The best rock 'n' roll is antithetical to good taste. All those trashy garage bands from the '60s are culture heroes, they're releasing boxed sets of their inexpert slash-and-scream records, and it all sounds cool now. Remember how weirdly appropriate it was when the Replacements covered KISS' "Black Diamond" on "Let It Be" (a 1984 album whose very title invited everyone to notice how un-Beatlesque, how amateurish and sloppy and inspired they were)? KISS fans probably beat up the Replacements in high school.

Another thing that happened in 1984 was that Tweedy and Jay Farrar and Mike Heidorn, another guy who went to their high school, started a band called Uncle Tupelo. They meant for it to be a punk band and were hoping it would sound like Dinosaur Jr. or maybe how the Sex Pistols would have sounded if they'd grown up in the Nowhere that was Belleville, Ill. But they didn't sound like the Sex Pistols or Dinosaur Jr. They sounded like a bunch of hicks; they got twangy in their voices and in their instruments' heavier strings.

Maybe it was their parents' records, all that countrypolitan pop, those Marty Robbins gunfighter ballads and trail songs, Miz Loretta singing about the pill and being stuck in Topeka, and the Eagles stabbing beasts with their steely knives.

Or blame it on an accident of birth, the fact they were small-town, small-time kids who thought it would be funny to cover the Stooges' "I Wanna Be Your Dog" with Jethro Bodine accents.

Before you know it they got credit for doing something they didn't do, which was invent alt-country. Uncle Tupelo was a mighty good band by the time it started releasing records, but probably not as great as it seems in retrospect, which is mostly the way it has been heard.

Uncle Tupelo was not as good as Wilco.

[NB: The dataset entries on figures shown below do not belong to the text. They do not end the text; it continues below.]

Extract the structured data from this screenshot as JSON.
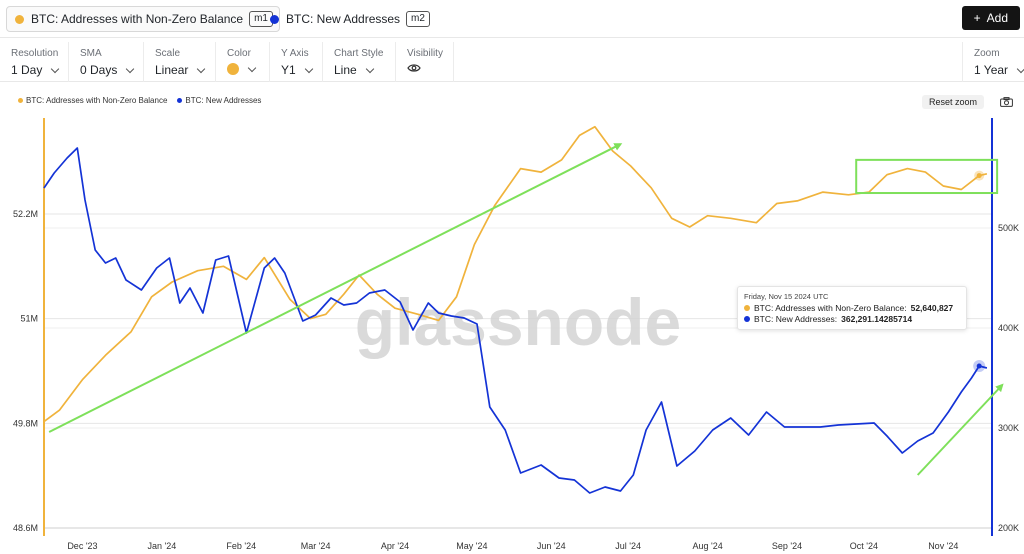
{
  "metrics": [
    {
      "label": "BTC: Addresses with Non-Zero Balance",
      "badge": "m1",
      "color": "#f0b33c"
    },
    {
      "label": "BTC: New Addresses",
      "badge": "m2",
      "color": "#1433d6"
    }
  ],
  "add_button": {
    "label": "Add",
    "icon": "plus-icon"
  },
  "toolbar": {
    "resolution": {
      "label": "Resolution",
      "value": "1 Day"
    },
    "sma": {
      "label": "SMA",
      "value": "0 Days"
    },
    "scale": {
      "label": "Scale",
      "value": "Linear"
    },
    "color": {
      "label": "Color",
      "value": "#f0b33c"
    },
    "y_axis": {
      "label": "Y Axis",
      "value": "Y1"
    },
    "chart_style": {
      "label": "Chart Style",
      "value": "Line"
    },
    "visibility": {
      "label": "Visibility",
      "icon": "eye-icon"
    },
    "zoom": {
      "label": "Zoom",
      "value": "1 Year"
    }
  },
  "reset_zoom": "Reset zoom",
  "watermark": "glassnode",
  "tooltip": {
    "date": "Friday, Nov 15 2024 UTC",
    "rows": [
      {
        "label": "BTC: Addresses with Non-Zero Balance:",
        "value": "52,640,827",
        "color": "#f0b33c"
      },
      {
        "label": "BTC: New Addresses:",
        "value": "362,291.14285714",
        "color": "#1433d6"
      }
    ]
  },
  "chart_data": {
    "type": "line",
    "x_ticks": [
      "Dec '23",
      "Jan '24",
      "Feb '24",
      "Mar '24",
      "Apr '24",
      "May '24",
      "Jun '24",
      "Jul '24",
      "Aug '24",
      "Sep '24",
      "Oct '24",
      "Nov '24"
    ],
    "y_left": {
      "ticks": [
        "52.2M",
        "51M",
        "49.8M",
        "48.6M"
      ],
      "tick_values": [
        52.2,
        51.0,
        49.8,
        48.6
      ],
      "range": [
        48.6,
        53.3
      ],
      "unit": "M"
    },
    "y_right": {
      "ticks": [
        "500K",
        "400K",
        "300K",
        "200K"
      ],
      "tick_values": [
        500,
        400,
        300,
        200
      ],
      "range": [
        200,
        610
      ],
      "unit": "K"
    },
    "x_range": [
      "2023-11-16",
      "2024-11-20"
    ],
    "series": [
      {
        "name": "BTC: Addresses with Non-Zero Balance",
        "axis": "left",
        "color": "#f0b33c",
        "x": [
          "2023-11-16",
          "2023-11-22",
          "2023-12-01",
          "2023-12-10",
          "2023-12-20",
          "2023-12-28",
          "2024-01-05",
          "2024-01-15",
          "2024-01-25",
          "2024-02-03",
          "2024-02-10",
          "2024-02-20",
          "2024-02-28",
          "2024-03-05",
          "2024-03-12",
          "2024-03-18",
          "2024-03-25",
          "2024-04-01",
          "2024-04-10",
          "2024-04-18",
          "2024-04-25",
          "2024-05-02",
          "2024-05-10",
          "2024-05-20",
          "2024-05-28",
          "2024-06-05",
          "2024-06-12",
          "2024-06-18",
          "2024-06-25",
          "2024-07-02",
          "2024-07-10",
          "2024-07-18",
          "2024-07-25",
          "2024-08-01",
          "2024-08-10",
          "2024-08-20",
          "2024-08-28",
          "2024-09-05",
          "2024-09-15",
          "2024-09-25",
          "2024-10-03",
          "2024-10-10",
          "2024-10-18",
          "2024-10-25",
          "2024-11-01",
          "2024-11-08",
          "2024-11-15",
          "2024-11-18"
        ],
        "y": [
          49.82,
          49.95,
          50.3,
          50.58,
          50.85,
          51.25,
          51.42,
          51.55,
          51.6,
          51.45,
          51.7,
          51.22,
          51.0,
          51.05,
          51.28,
          51.5,
          51.28,
          51.12,
          51.05,
          50.98,
          51.25,
          51.85,
          52.3,
          52.72,
          52.68,
          52.82,
          53.1,
          53.2,
          52.92,
          52.75,
          52.5,
          52.15,
          52.05,
          52.18,
          52.15,
          52.1,
          52.32,
          52.35,
          52.45,
          52.42,
          52.45,
          52.65,
          52.72,
          52.68,
          52.52,
          52.48,
          52.64,
          52.66
        ]
      },
      {
        "name": "BTC: New Addresses",
        "axis": "right",
        "color": "#1433d6",
        "x": [
          "2023-11-16",
          "2023-11-20",
          "2023-11-25",
          "2023-11-29",
          "2023-12-02",
          "2023-12-06",
          "2023-12-10",
          "2023-12-14",
          "2023-12-18",
          "2023-12-24",
          "2023-12-30",
          "2024-01-04",
          "2024-01-08",
          "2024-01-12",
          "2024-01-17",
          "2024-01-22",
          "2024-01-27",
          "2024-02-03",
          "2024-02-10",
          "2024-02-14",
          "2024-02-18",
          "2024-02-25",
          "2024-03-01",
          "2024-03-07",
          "2024-03-12",
          "2024-03-17",
          "2024-03-22",
          "2024-03-28",
          "2024-04-03",
          "2024-04-08",
          "2024-04-14",
          "2024-04-18",
          "2024-04-23",
          "2024-04-28",
          "2024-05-03",
          "2024-05-08",
          "2024-05-14",
          "2024-05-20",
          "2024-05-28",
          "2024-06-04",
          "2024-06-10",
          "2024-06-16",
          "2024-06-22",
          "2024-06-28",
          "2024-07-03",
          "2024-07-08",
          "2024-07-14",
          "2024-07-20",
          "2024-07-27",
          "2024-08-03",
          "2024-08-10",
          "2024-08-17",
          "2024-08-24",
          "2024-08-31",
          "2024-09-07",
          "2024-09-14",
          "2024-09-21",
          "2024-09-28",
          "2024-10-05",
          "2024-10-10",
          "2024-10-16",
          "2024-10-22",
          "2024-10-28",
          "2024-11-03",
          "2024-11-08",
          "2024-11-12",
          "2024-11-15",
          "2024-11-18"
        ],
        "y": [
          540,
          555,
          570,
          580,
          528,
          478,
          465,
          470,
          448,
          438,
          460,
          470,
          425,
          440,
          415,
          468,
          472,
          395,
          460,
          470,
          455,
          407,
          413,
          430,
          423,
          425,
          435,
          438,
          426,
          398,
          425,
          415,
          412,
          410,
          404,
          321,
          298,
          255,
          263,
          250,
          248,
          235,
          241,
          237,
          253,
          298,
          326,
          262,
          277,
          298,
          310,
          293,
          316,
          301,
          301,
          301,
          303,
          304,
          305,
          292,
          275,
          287,
          295,
          316,
          336,
          350,
          362,
          360
        ]
      }
    ],
    "annotations": [
      {
        "type": "arrow",
        "color": "#7ee05a"
      },
      {
        "type": "arrow",
        "color": "#7ee05a"
      },
      {
        "type": "box",
        "color": "#7ee05a"
      }
    ]
  }
}
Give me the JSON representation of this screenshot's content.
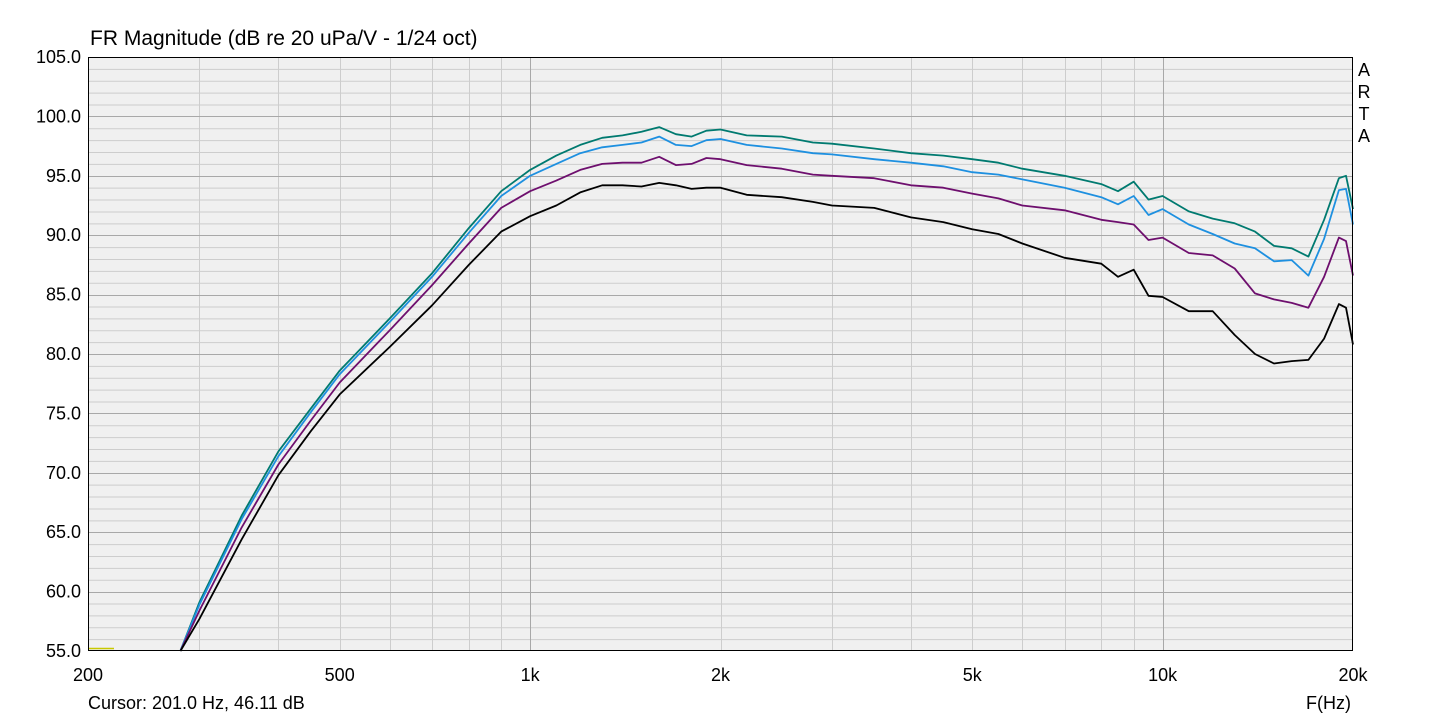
{
  "chart_data": {
    "type": "line",
    "title": "FR Magnitude (dB re 20 uPa/V - 1/24 oct)",
    "xlabel": "F(Hz)",
    "ylabel": "",
    "xscale": "log",
    "xlim": [
      200,
      20000
    ],
    "ylim": [
      55,
      105
    ],
    "grid": true,
    "x_tick_values": [
      200,
      500,
      1000,
      2000,
      5000,
      10000,
      20000
    ],
    "x_tick_labels": [
      "200",
      "500",
      "1k",
      "2k",
      "5k",
      "10k",
      "20k"
    ],
    "y_tick_values": [
      105,
      100,
      95,
      90,
      85,
      80,
      75,
      70,
      65,
      60,
      55
    ],
    "y_tick_labels": [
      "105.0",
      "100.0",
      "95.0",
      "90.0",
      "85.0",
      "80.0",
      "75.0",
      "70.0",
      "65.0",
      "60.0",
      "55.0"
    ],
    "x": [
      280,
      300,
      350,
      400,
      450,
      500,
      600,
      700,
      800,
      900,
      1000,
      1100,
      1200,
      1300,
      1400,
      1500,
      1600,
      1700,
      1800,
      1900,
      2000,
      2200,
      2500,
      2800,
      3000,
      3500,
      4000,
      4500,
      5000,
      5500,
      6000,
      7000,
      8000,
      8500,
      9000,
      9500,
      10000,
      11000,
      12000,
      13000,
      14000,
      15000,
      16000,
      17000,
      18000,
      19000,
      19500,
      20000
    ],
    "series": [
      {
        "color": "#007a70",
        "values": [
          55.0,
          59.1,
          66.4,
          71.8,
          75.4,
          78.6,
          83.0,
          86.8,
          90.6,
          93.7,
          95.5,
          96.7,
          97.6,
          98.2,
          98.4,
          98.7,
          99.1,
          98.5,
          98.3,
          98.8,
          98.9,
          98.4,
          98.3,
          97.8,
          97.7,
          97.3,
          96.9,
          96.7,
          96.4,
          96.1,
          95.6,
          95.0,
          94.3,
          93.7,
          94.5,
          93.0,
          93.3,
          92.0,
          91.4,
          91.0,
          90.3,
          89.1,
          88.9,
          88.2,
          91.3,
          94.8,
          95.0,
          92.2
        ]
      },
      {
        "color": "#1e90e0",
        "values": [
          55.0,
          58.9,
          66.1,
          71.4,
          75.1,
          78.3,
          82.7,
          86.5,
          90.2,
          93.3,
          95.0,
          96.0,
          96.9,
          97.4,
          97.6,
          97.8,
          98.3,
          97.6,
          97.5,
          98.0,
          98.1,
          97.6,
          97.3,
          96.9,
          96.8,
          96.4,
          96.1,
          95.8,
          95.3,
          95.1,
          94.7,
          94.0,
          93.2,
          92.6,
          93.3,
          91.7,
          92.2,
          90.9,
          90.1,
          89.3,
          88.9,
          87.8,
          87.9,
          86.6,
          89.7,
          93.8,
          93.9,
          90.9
        ]
      },
      {
        "color": "#6e0f6e",
        "values": [
          55.0,
          58.4,
          65.4,
          70.7,
          74.4,
          77.6,
          82.0,
          85.8,
          89.3,
          92.3,
          93.7,
          94.6,
          95.5,
          96.0,
          96.1,
          96.1,
          96.6,
          95.9,
          96.0,
          96.5,
          96.4,
          95.9,
          95.6,
          95.1,
          95.0,
          94.8,
          94.2,
          94.0,
          93.5,
          93.1,
          92.5,
          92.1,
          91.3,
          91.1,
          90.9,
          89.6,
          89.8,
          88.5,
          88.3,
          87.2,
          85.1,
          84.6,
          84.3,
          83.9,
          86.5,
          89.8,
          89.5,
          86.6
        ]
      },
      {
        "color": "#000000",
        "values": [
          55.0,
          57.7,
          64.4,
          69.8,
          73.5,
          76.6,
          80.6,
          84.1,
          87.5,
          90.3,
          91.6,
          92.5,
          93.6,
          94.2,
          94.2,
          94.1,
          94.4,
          94.2,
          93.9,
          94.0,
          94.0,
          93.4,
          93.2,
          92.8,
          92.5,
          92.3,
          91.5,
          91.1,
          90.5,
          90.1,
          89.3,
          88.1,
          87.6,
          86.5,
          87.1,
          84.9,
          84.8,
          83.6,
          83.6,
          81.6,
          80.0,
          79.2,
          79.4,
          79.5,
          81.3,
          84.2,
          83.9,
          80.8
        ]
      }
    ]
  },
  "cursor": {
    "text": "Cursor: 201.0 Hz, 46.11 dB"
  },
  "brand": {
    "letters": [
      "A",
      "R",
      "T",
      "A"
    ]
  },
  "colors": {
    "plot_background": "#f0f0f0",
    "grid_major": "#a8a8a8",
    "grid_minor": "#cdcdcd",
    "axis": "#000000",
    "cursor_marker": "#c8c800"
  }
}
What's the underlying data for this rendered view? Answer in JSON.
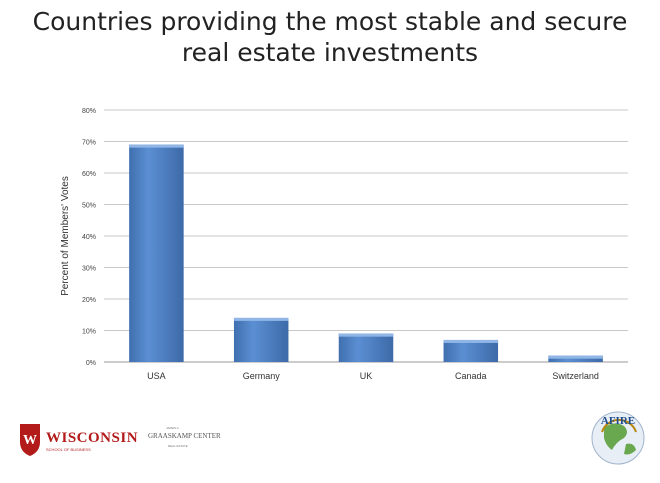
{
  "chart_data": {
    "type": "bar",
    "title_lines": [
      "Countries providing the most stable and secure",
      "real estate investments"
    ],
    "xlabel": "",
    "ylabel": "Percent of Members' Votes",
    "categories": [
      "USA",
      "Germany",
      "UK",
      "Canada",
      "Switzerland"
    ],
    "values": [
      69,
      14,
      9,
      7,
      2
    ],
    "ylim": [
      0,
      80
    ],
    "yticks": [
      "0%",
      "10%",
      "20%",
      "30%",
      "40%",
      "50%",
      "60%",
      "70%",
      "80%"
    ],
    "grid": true,
    "bar_color": "#4f81bd"
  },
  "footer": {
    "left_logo_text": "WISCONSIN",
    "left_logo_sub": "SCHOOL OF BUSINESS",
    "center_logo_top": "JAMES A.",
    "center_logo_text": "GRAASKAMP CENTER",
    "center_logo_sub": "REAL ESTATE",
    "right_logo_text": "AFIRE",
    "right_logo_icon": "globe-icon",
    "left_logo_icon": "crest-icon"
  }
}
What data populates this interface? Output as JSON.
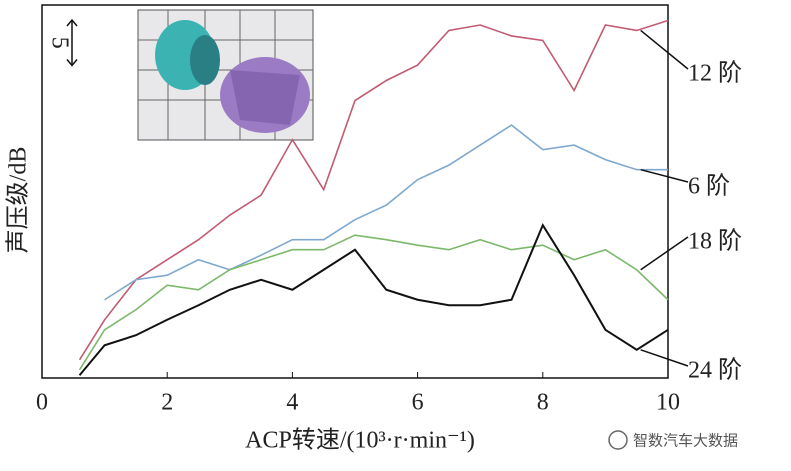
{
  "chart_data": {
    "type": "line",
    "x_label": "ACP转速/(10³·r·min⁻¹)",
    "y_label": "声压级/dB",
    "scale_bar": 5,
    "watermark": "智数汽车大数据",
    "x": [
      0.6,
      1,
      1.5,
      2,
      2.5,
      3,
      3.5,
      4,
      4.5,
      5,
      5.5,
      6,
      6.5,
      7,
      7.5,
      8,
      8.5,
      9,
      9.5,
      10
    ],
    "xlim": [
      0,
      10
    ],
    "xticks": [
      0,
      2,
      4,
      6,
      8,
      10
    ],
    "ylim": [
      0,
      41
    ],
    "series": [
      {
        "name": "12 阶",
        "color": "#c25a72",
        "values": [
          2.0,
          6.4,
          10.8,
          13.0,
          15.2,
          17.9,
          20.1,
          26.2,
          20.7,
          30.5,
          32.7,
          34.4,
          38.2,
          38.8,
          37.6,
          37.1,
          31.6,
          38.8,
          38.2,
          39.3
        ]
      },
      {
        "name": "6 阶",
        "color": "#7fa8cf",
        "values": [
          null,
          8.6,
          10.8,
          11.3,
          13.0,
          11.9,
          13.5,
          15.2,
          15.2,
          17.4,
          19.0,
          21.8,
          23.4,
          25.6,
          27.8,
          25.1,
          25.6,
          24.0,
          22.9,
          22.9
        ]
      },
      {
        "name": "18 阶",
        "color": "#7cb86a",
        "values": [
          0.9,
          5.3,
          7.5,
          10.2,
          9.7,
          11.9,
          13.0,
          14.1,
          14.1,
          15.7,
          15.2,
          14.6,
          14.1,
          15.2,
          14.1,
          14.6,
          13.0,
          14.1,
          11.9,
          8.6
        ]
      },
      {
        "name": "24 阶",
        "color": "#111111",
        "values": [
          0.3,
          3.6,
          4.7,
          6.4,
          8.0,
          9.7,
          10.8,
          9.7,
          11.9,
          14.1,
          9.7,
          8.6,
          8.0,
          8.0,
          8.6,
          16.8,
          11.3,
          5.3,
          3.1,
          5.3
        ]
      }
    ]
  }
}
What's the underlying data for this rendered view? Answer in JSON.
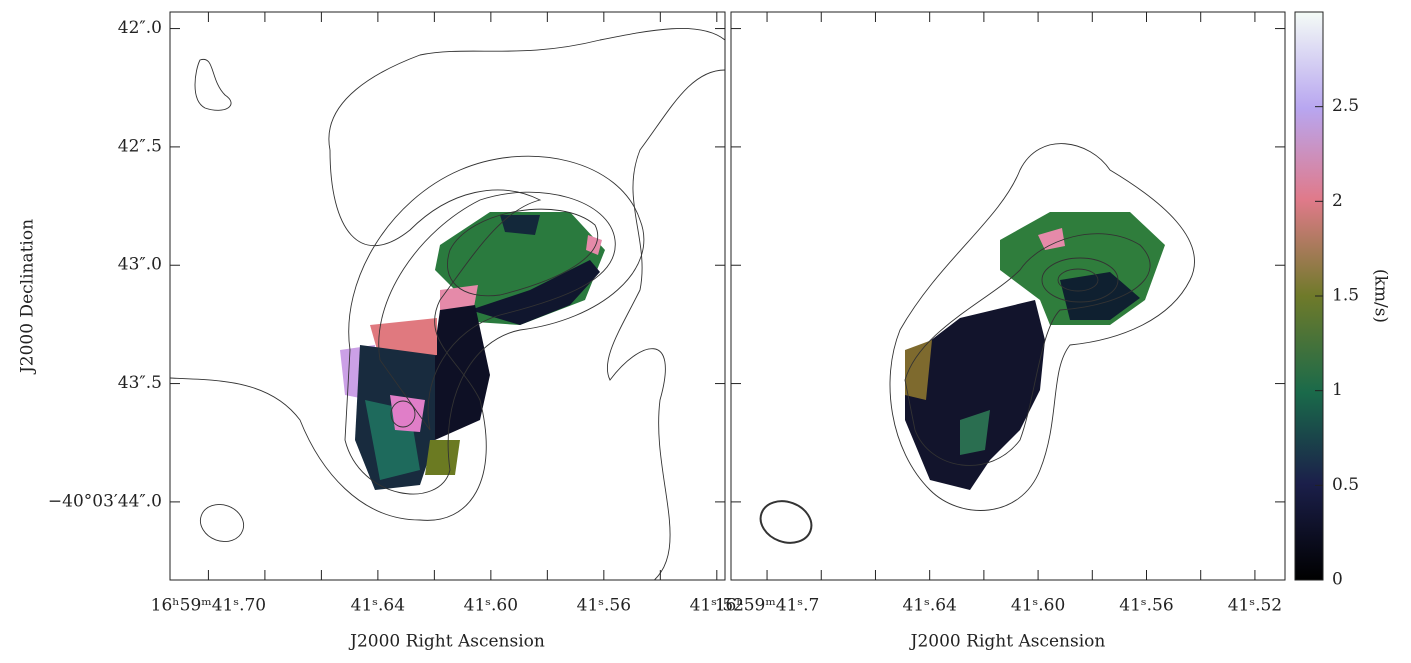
{
  "y_axis_label": "J2000 Declination",
  "ylim": [
    41.93,
    44.33
  ],
  "yticks": [
    {
      "value": 42.0,
      "label": "42″.0"
    },
    {
      "value": 42.5,
      "label": "42″.5"
    },
    {
      "value": 43.0,
      "label": "43″.0"
    },
    {
      "value": 43.5,
      "label": "43″.5"
    },
    {
      "value": 44.0,
      "label": "−40°03′44″.0"
    }
  ],
  "panels": [
    {
      "x_axis_label": "J2000 Right Ascension",
      "xlim": [
        41.7136,
        41.5171
      ],
      "xticks": [
        {
          "value": 41.7,
          "label": "16ʰ59ᵐ41ˢ.70"
        },
        {
          "value": 41.64,
          "label": "41ˢ.64"
        },
        {
          "value": 41.6,
          "label": "41ˢ.60"
        },
        {
          "value": 41.56,
          "label": "41ˢ.56"
        },
        {
          "value": 41.52,
          "label": "41ˢ.52"
        }
      ],
      "xminor": [
        41.68,
        41.66,
        41.62,
        41.58,
        41.54
      ]
    },
    {
      "x_axis_label": "J2000 Right Ascension",
      "xlim": [
        41.7133,
        41.5089
      ],
      "xticks": [
        {
          "value": 41.7,
          "label": "16ʰ59ᵐ41ˢ.7"
        },
        {
          "value": 41.64,
          "label": "41ˢ.64"
        },
        {
          "value": 41.6,
          "label": "41ˢ.60"
        },
        {
          "value": 41.56,
          "label": "41ˢ.56"
        },
        {
          "value": 41.52,
          "label": "41ˢ.52"
        }
      ],
      "xminor": [
        41.68,
        41.66,
        41.62,
        41.58,
        41.54
      ]
    }
  ],
  "colorbar": {
    "label": "(km/s)",
    "lim": [
      0,
      3
    ],
    "ticks": [
      0,
      0.5,
      1,
      1.5,
      2,
      2.5
    ]
  }
}
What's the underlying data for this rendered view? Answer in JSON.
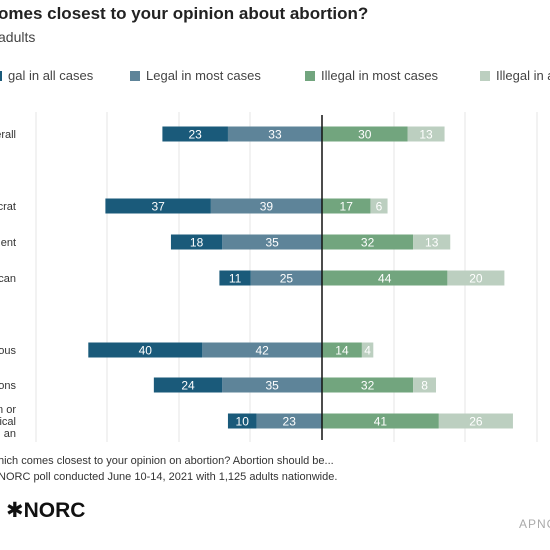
{
  "header": {
    "title": "omes closest to your opinion about abortion?",
    "subtitle": "adults"
  },
  "chart_data": {
    "type": "bar",
    "orientation": "horizontal-diverging",
    "categories": [
      "verall",
      "ocrat",
      "ndent",
      "lican",
      "gious",
      "tions",
      "ain or\ndical\nan"
    ],
    "series": [
      {
        "name": "gal in all cases",
        "color": "#1a5a7a",
        "values": [
          23,
          37,
          18,
          11,
          40,
          24,
          10
        ]
      },
      {
        "name": "Legal in most cases",
        "color": "#5e8499",
        "values": [
          33,
          39,
          35,
          25,
          42,
          35,
          23
        ]
      },
      {
        "name": "Illegal in most cases",
        "color": "#72a57e",
        "values": [
          30,
          17,
          32,
          44,
          14,
          32,
          41
        ]
      },
      {
        "name": "Illegal in al",
        "color": "#bccfc0",
        "values": [
          13,
          6,
          13,
          20,
          4,
          8,
          26
        ]
      }
    ],
    "grid": true,
    "legend": "top"
  },
  "footer": {
    "note1": "hich comes closest to your opinion on abortion? Abortion should be...",
    "note2": "NORC poll conducted June 10-14, 2021 with 1,125 adults nationwide.",
    "logo": "✱NORC",
    "credit": "APNC"
  }
}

It probably wasn't as good as Son Volt. UT didn't start alt-country any more than Elvis Costello started it when he released "Almost Blue" (produced by Nashville hack Billy Sherrill) in 1977. Better to credit Emmylou Harris or Gram Parsons, or the Byrds' "Sweetheart of the Rodeo" or even Elvis Presley. But looking for the roots of roots music is as dull as it is useless.

Rock 'n' roll differs from country music primarily in that while country targets an adult audience, rock is for the kids. We could even argue that rock 'n' roll is less a musical genre than an attitude. But rock was a byproduct of America's post-war invention of the teenager as a consumer demographic. Rock 'n' roll was created so that kids would have something to spend their allowances on.

So from the moment that rock 'n' roll started nudging toward an adult audience, before Bob Dylan decided to take it all so seriously, you had the beginning of what some of us now call alt-country — rock music, big beat, simple-to-play pop music for adults. The rules are there are no rules, you can pull from whatever influenced you, you can steal and re-invent and work the personal until it becomes universal.

If you're the kind of person who reads essays about rock 'n' roll records, you come back to the artists you believe genuinely care about the things they're singing about — not just their careers. And you have to trust a band that, like Uncle Tupelo, could reach back to an old Carter Family song like "No Depression" and turn it into something like a movement. You've got to trust a band like Wilco who can put out a record like "Yankee Hotel Foxtrot."

You've got to wonder why you care about stuff like this, but the only real answer is that it moves you — probably because you're as much a part of it as it is a part of you, and you can nod in agreement as Tweedy, on another song called "Heavy Metal Drummer" drops into that soft Kinksy voice again, and murmurs:

  • I miss the innocence I've known
  • Playing KISS covers, beautiful and stoned

At the time, it felt like an evocation of nostalgia. Now it feels like a benediction. Innocence is only noted in its absence.